Here's what I wrote:

"The interests of union organizers and other leftist political groups often coincide, and include the interests of small peasant farmers, the indigenous, non-union workers, people whose humans rights have been abused, environmentalists, the poor in general, and all the people--the majority--who are oppressed and without representation in fascist government. It is these folks, ordinary people, who have come to power through democratic means in neighboring Venezuela, Bolivia and Ecuador--where most of the oil is--who live lives of fear and horror in Colombia. And the massive Bushite funding of Colombia's military in intended to prevent them from coming to power--as they should, given their numbers--in Colombia."

How does that justify the killing of trade unionists?


3. You see "no threat of belligerent action by Colombia against Ven. or Ecuador or any other country." I repeat, Uribe had to apologize to Chavez for the assassination plot against Chavez hatched in Uribe's military. And you think that threat doesn't continue? The Bush/U.S. is pouring billions of our tax dollars into a military (Colombia) where assassination and destabilization plots against neighboring countries are being devised! Colombia is a hotbed of fascist plotting. Colombian forces are operating on and over Venezuela's border, creating numerous provocations, and are known to be in collusion with rightwing groups inside Venezuela, and also Bolivia.


4. Uribe more than likely used his bad faith action, in arresting the three FARC hostage negotiators who were in transit to Caracas with the "proof of life" documentation, to locate the child in the Colombian child care system (or else someone in that system ratted him out), and then Uribe claimed that FARC was LYING that they were able to turn the child over to Chavez in the hostage release. That is absurd.

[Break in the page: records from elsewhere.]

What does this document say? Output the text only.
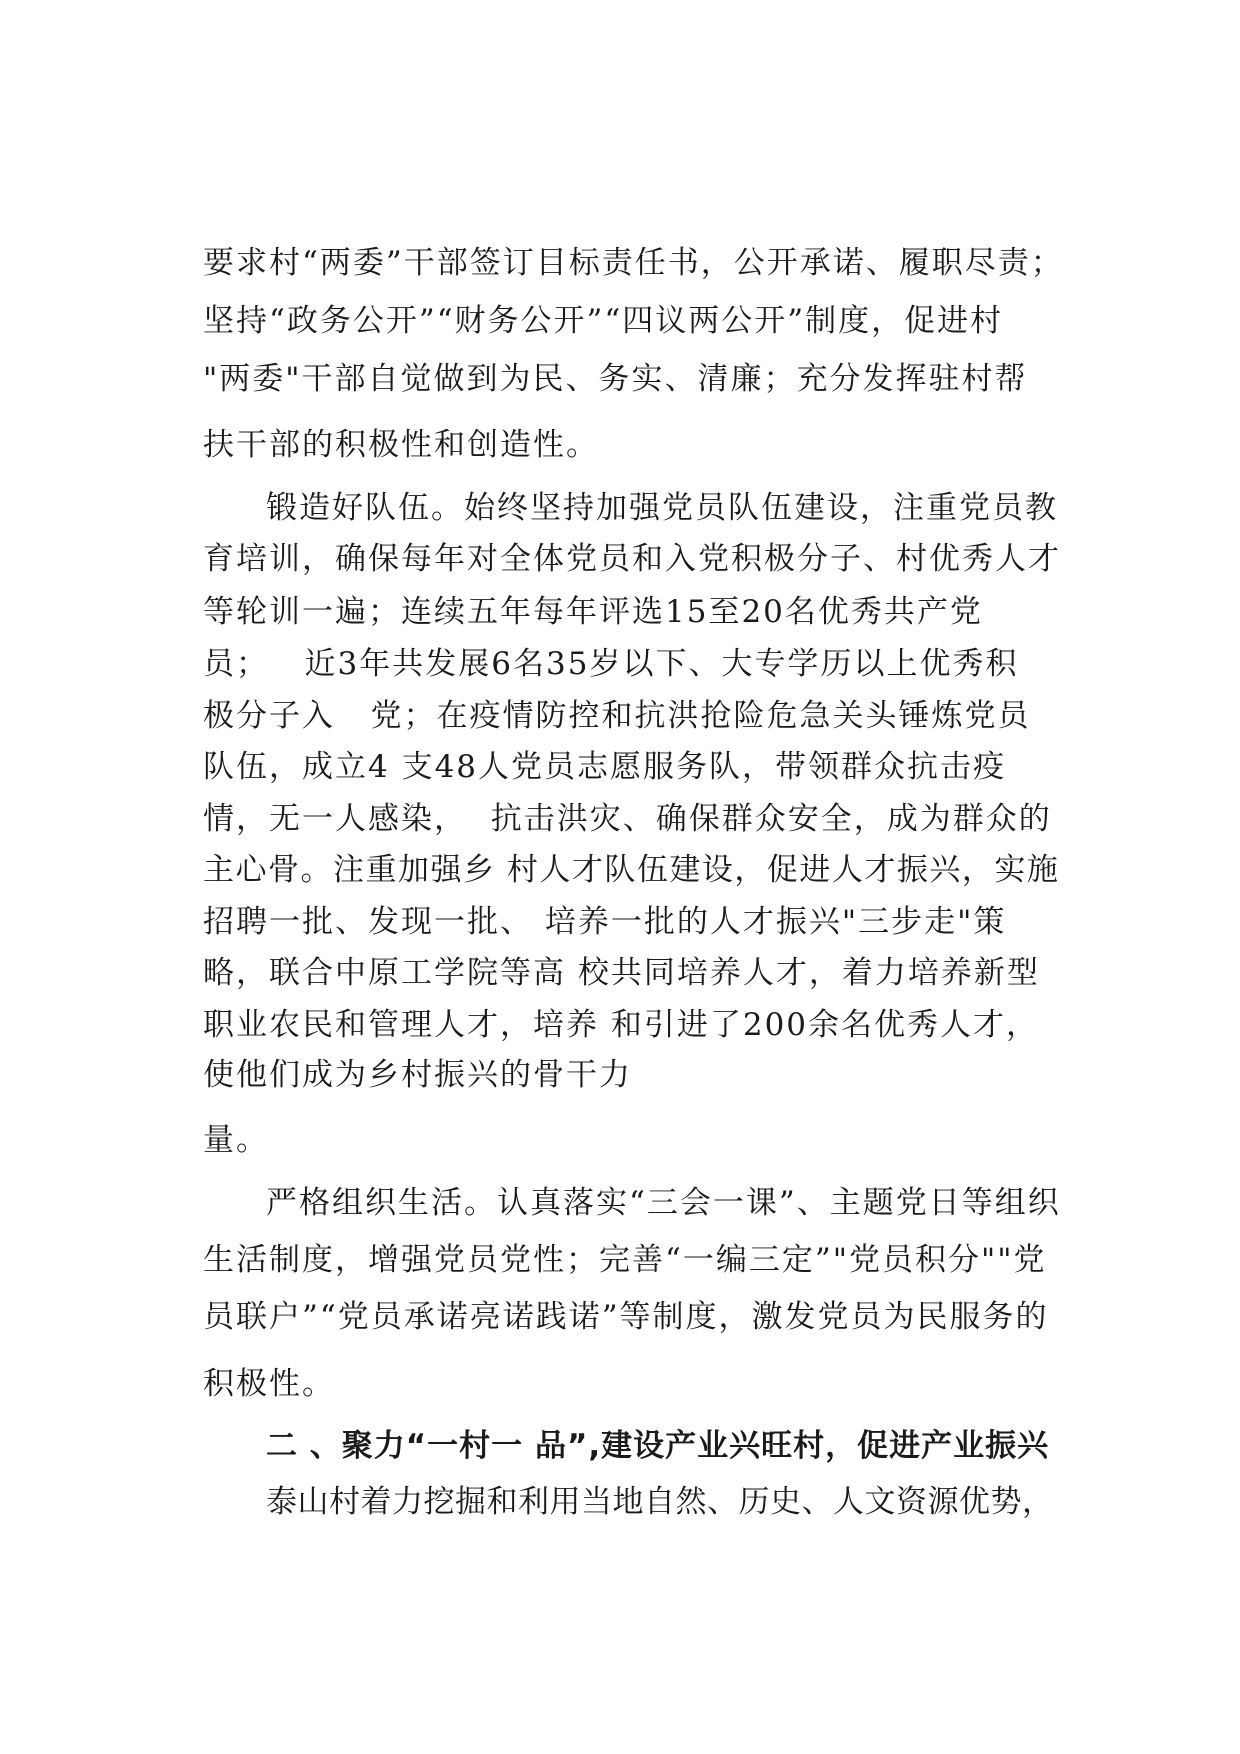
要求村“两委”干部签订目标责任书，公开承诺、履职尽责；
坚持“政务公开”“财务公开”“四议两公开”制度，促进村
"两委"干部自觉做到为民、务实、清廉；充分发挥驻村帮
扶干部的积极性和创造性。
锻造好队伍。始终坚持加强党员队伍建设，注重党员教
育培训，确保每年对全体党员和入党积极分子、村优秀人才
等轮训一遍；连续五年每年评选15至20名优秀共产党
员；   近3年共发展6名35岁以下、大专学历以上优秀积
极分子入   党；在疫情防控和抗洪抢险危急关头锤炼党员
队伍，成立4 支48人党员志愿服务队，带领群众抗击疫
情，无一人感染，  抗击洪灾、确保群众安全，成为群众的
主心骨。注重加强乡 村人才队伍建设，促进人才振兴，实施
招聘一批、发现一批、 培养一批的人才振兴"三步走"策
略，联合中原工学院等高 校共同培养人才，着力培养新型
职业农民和管理人才，培养 和引进了200余名优秀人才，
使他们成为乡村振兴的骨干力
量。
严格组织生活。认真落实“三会一课”、主题党日等组织
生活制度，增强党员党性；完善“一编三定”"党员积分""党
员联户”“党员承诺亮诺践诺”等制度，激发党员为民服务的
积极性。
二 、聚力“一村一 品”,建设产业兴旺村，促进产业振兴
泰山村着力挖掘和利用当地自然、历史、人文资源优势，
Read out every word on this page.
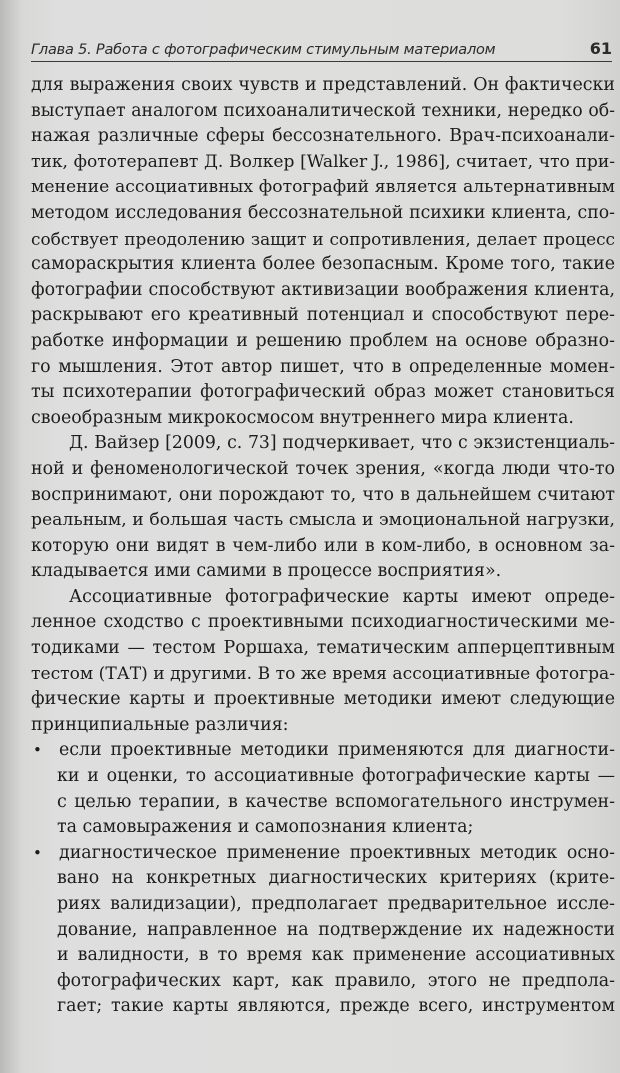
Глава 5. Работа с фотографическим стимульным материалом	61
для выражения своих чувств и представлений. Он фактически
выступает аналогом психоаналитической техники, нередко об-
нажая различные сферы бессознательного. Врач-психоанали-
тик, фототерапевт Д. Волкер [Walker J., 1986], считает, что при-
менение ассоциативных фотографий является альтернативным
методом исследования бессознательной психики клиента, спо-
собствует преодолению защит и сопротивления, делает процесс
самораскрытия клиента более безопасным. Кроме того, такие
фотографии способствуют активизации воображения клиента,
раскрывают его креативный потенциал и способствуют пере-
работке информации и решению проблем на основе образно-
го мышления. Этот автор пишет, что в определенные момен-
ты психотерапии фотографический образ может становиться
своеобразным микрокосмосом внутреннего мира клиента.
Д. Вайзер [2009, с. 73] подчеркивает, что с экзистенциаль-
ной и феноменологической точек зрения, «когда люди что-то
воспринимают, они порождают то, что в дальнейшем считают
реальным, и большая часть смысла и эмоциональной нагрузки,
которую они видят в чем-либо или в ком-либо, в основном за-
кладывается ими самими в процессе восприятия».
Ассоциативные фотографические карты имеют опреде-
ленное сходство с проективными психодиагностическими ме-
тодиками — тестом Роршаха, тематическим апперцептивным
тестом (ТАТ) и другими. В то же время ассоциативные фотогра-
фические карты и проективные методики имеют следующие
принципиальные различия:
• если проективные методики применяются для диагности-
ки и оценки, то ассоциативные фотографические карты —
с целью терапии, в качестве вспомогательного инструмен-
та самовыражения и самопознания клиента;
• диагностическое применение проективных методик осно-
вано на конкретных диагностических критериях (крите-
риях валидизации), предполагает предварительное иссле-
дование, направленное на подтверждение их надежности
и валидности, в то время как применение ассоциативных
фотографических карт, как правило, этого не предпола-
гает; такие карты являются, прежде всего, инструментом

Why would they tell such a provable lie to the international community--a lie that could be so easily exposed? Clearly, they had placed the child with a foster family for his safety and welfare, knew where he was, and intended to produce him and turn him over to Chavez--and Uribe preempted that action. And it makes no sense whatsoever that they would lie about it.


5. "I am not too concerned about Rumsfeld's article." Well, you ought to be. Rumsfeld's article seeks to escalate the Bushite and corporate media disinformation campaign against Chavez, and the fascist destabilization efforts in Bolivia, into economic warfare and U.S. military intervention. That is clearly what he is threatening and laying out in that article. He wants the U.S. to "act swiftly" in support of "friends and allies" in South America. And who else do the Bushites have as "friends and allies" in South America except the coup plotters in Venezuela and Bolivia, and the slaughterers of union organizers and other peaceful leftists in Colombia, where plots against neighboring democracies are being hatched.


We obviously have very different perspectives on these events and developments. I trust the Bushites and their ally Colombia NOT AT ALL. I trust Donald Rumsfeld NOT AT ALL. And it's my opinion that you are naive to think that they are not out to cause trouble--and very possibly the major trouble of Oil War II--in South America.